Before appetizers arrived late one Thursday night for my boyfriend and I, our cheerful server gushed giddily over the spirits on the menu – the likes of Leopold Whiskey, smooth and full-bodied like a dynamite ’20s dame; and Stranahan’s liquid gold, suited to the cigar-puffing, trilby hat-wearing gents of the same era. Inextricably tied to its past, the fresh face of Gaetano’s does justice to history, showcasing cocktails and wines by the decade, stretching back to the wistful days of the Smaldone mob.

But there was just as much glee to be had over the flowing dishes that emanated from the kitchen, a deliciously rich tribute to American-Italian heritage. There was hardly a pause to the procession – simple Whipped Bean Dip coyly hiding a treasure trove of garlic; powerfully irresistible Minestrone layered with the fresh, complex flavors of fall vegetables and a kick of garlicky, herbaceous pesto; mounding Rigatoni Bolognese, touched with luscious cream and spiked with just enough spice; and a beautifully unique medley of Mussels and Swordfish, the likes of which my palate has before never known. Or loved.

But no Italian meal – at least, no American-Italian meal – is complete without a classic Tiramisù and a wrapped Cannoli. Ours were decadent beyond compare, the Tiramisù boasting a pillowy interior with a chocolatey chaser, while the Cannoli was piped through with a pistachio cream that I would have eaten by itself, licking the plate clean to the absolute embarrassment of my long-suffering boyfriend.

If it needs be said, our meal was eminently satisfying. And while I have to go back for the Chicken Parmigiana that everyone has been raving about, and the Carbonara, and the Pork Chops with their black olive-wine purée, and the Brown Butter Gnocchi, and the Fritto Misto, let it be said that what was enjoyed was a seamless experience of good food, warm service, and a curious ambience that encouraged a look back into Denver’s past.

Now, when I first set up reservations at Gaetano’s, I asked myself how much of the draw for this age-old restaurant was the food, and how much was history. Personal experience tells me it’s a bit of both, but where many history-laden establishments lean on an enticing story to draw guests in, investing little effort or energy in food, Gaetano’s proudly invests in both. This isn’t a cheap tourist trap or a quick money-maker living off its notoriety. It has personality. It has flair. And it has a menu I would come back for. But when I do, they’d best not be out of Cannoli. That would just be criminal.

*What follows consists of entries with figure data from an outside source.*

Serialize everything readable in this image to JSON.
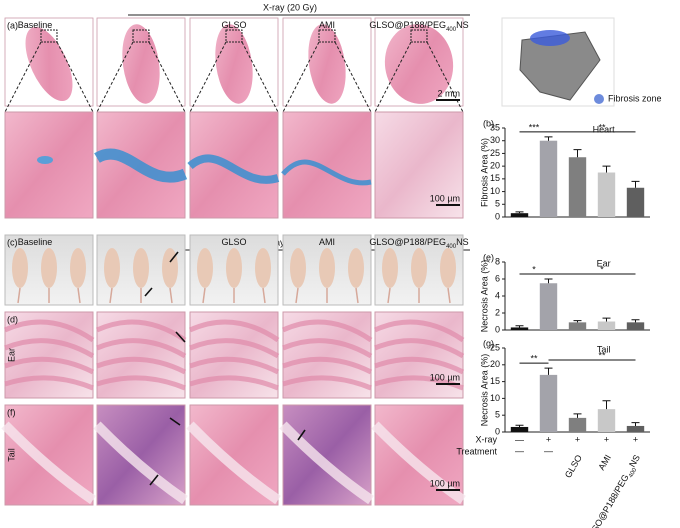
{
  "figure": {
    "xray_label": "X-ray (20 Gy)",
    "panel_letters": [
      "(a)",
      "(c)",
      "(d)",
      "(f)"
    ],
    "groups": [
      [
        "Baseline"
      ],
      [],
      [
        "GLSO"
      ],
      [
        "AMI"
      ],
      [
        "GLSO@P188/PEG",
        "400",
        "NS"
      ]
    ],
    "scale_bars": [
      "2 mm",
      "100 µm",
      "100 µm",
      "100 µm"
    ],
    "row_labels": [
      "Ear",
      "Tail"
    ],
    "model_legend": "Fibrosis zone",
    "treatment_table": {
      "row_names": [
        "X-ray",
        "Treatment"
      ],
      "xray": [
        "—",
        "+",
        "+",
        "+",
        "+"
      ],
      "treatment": [
        [
          "—"
        ],
        [
          "—"
        ],
        [
          "GLSO"
        ],
        [
          "AMI"
        ],
        [
          "GLSO@P188/PEG",
          "400",
          "NS"
        ]
      ]
    }
  },
  "chart_data": [
    {
      "type": "bar",
      "panel": "(b)",
      "title": "Heart",
      "ylabel": "Fibrosis Area (%)",
      "categories": [
        null,
        null,
        null,
        null,
        null
      ],
      "values": [
        1.5,
        30,
        23.5,
        17.5,
        11.5
      ],
      "errors": [
        0.5,
        1.5,
        3,
        2.5,
        2.5
      ],
      "colors": [
        "#111111",
        "#a3a3aa",
        "#7f7f7f",
        "#c8c8c8",
        "#5f5f5f"
      ],
      "ylim": [
        0,
        35
      ],
      "yticks": [
        0,
        5,
        10,
        15,
        20,
        25,
        30,
        35
      ],
      "annotations": [
        "***",
        "**"
      ]
    },
    {
      "type": "bar",
      "panel": "(e)",
      "title": "Ear",
      "ylabel": "Necrosis Area (%)",
      "categories": [
        null,
        null,
        null,
        null,
        null
      ],
      "values": [
        0.3,
        5.5,
        0.9,
        1.0,
        0.9
      ],
      "errors": [
        0.2,
        0.5,
        0.2,
        0.4,
        0.3
      ],
      "colors": [
        "#111111",
        "#a3a3aa",
        "#7f7f7f",
        "#c8c8c8",
        "#5f5f5f"
      ],
      "ylim": [
        0,
        8
      ],
      "yticks": [
        0,
        2,
        4,
        6,
        8
      ],
      "annotations": [
        "*",
        "*"
      ]
    },
    {
      "type": "bar",
      "panel": "(g)",
      "title": "Tail",
      "ylabel": "Necrosis Area (%)",
      "categories": [
        null,
        null,
        null,
        null,
        null
      ],
      "values": [
        1.5,
        17,
        4.2,
        6.8,
        1.8
      ],
      "errors": [
        0.5,
        2,
        1.2,
        2.5,
        1.0
      ],
      "colors": [
        "#111111",
        "#a3a3aa",
        "#7f7f7f",
        "#c8c8c8",
        "#5f5f5f"
      ],
      "ylim": [
        0,
        25
      ],
      "yticks": [
        0,
        5,
        10,
        15,
        20,
        25
      ],
      "annotations": [
        "**",
        "**"
      ]
    }
  ]
}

Gaetano’s is located at 3760 Tejon Street. Online at GaetanosItalian.com.

Delicious Crime

The Smaldone family – otherwise known as Denver’s crime family – was active in Colorado from the 1920s to the early 21st century.

Chauncey Smaldone

Originated by Giuseppe Roma, the newly formed mob spent much of its early years focused on bootlegging. A competing mob, however, headed by Pete Carlino (the “Al Capone of southern Colorado”), led to some vicious assassinations – bloody mob hunts even the Godfather wouldn’t condone. Legal stumbling blocks for gambling and continued bootlegging operations eventually led into more serious convictions and investigations surrounding mysterious mob murders late in the 20th century. As of 2006, however, the last Denver Smaldone mob boss – Clarence “Chauncey” Smaldone – passed away, leaving no surviving members of the family.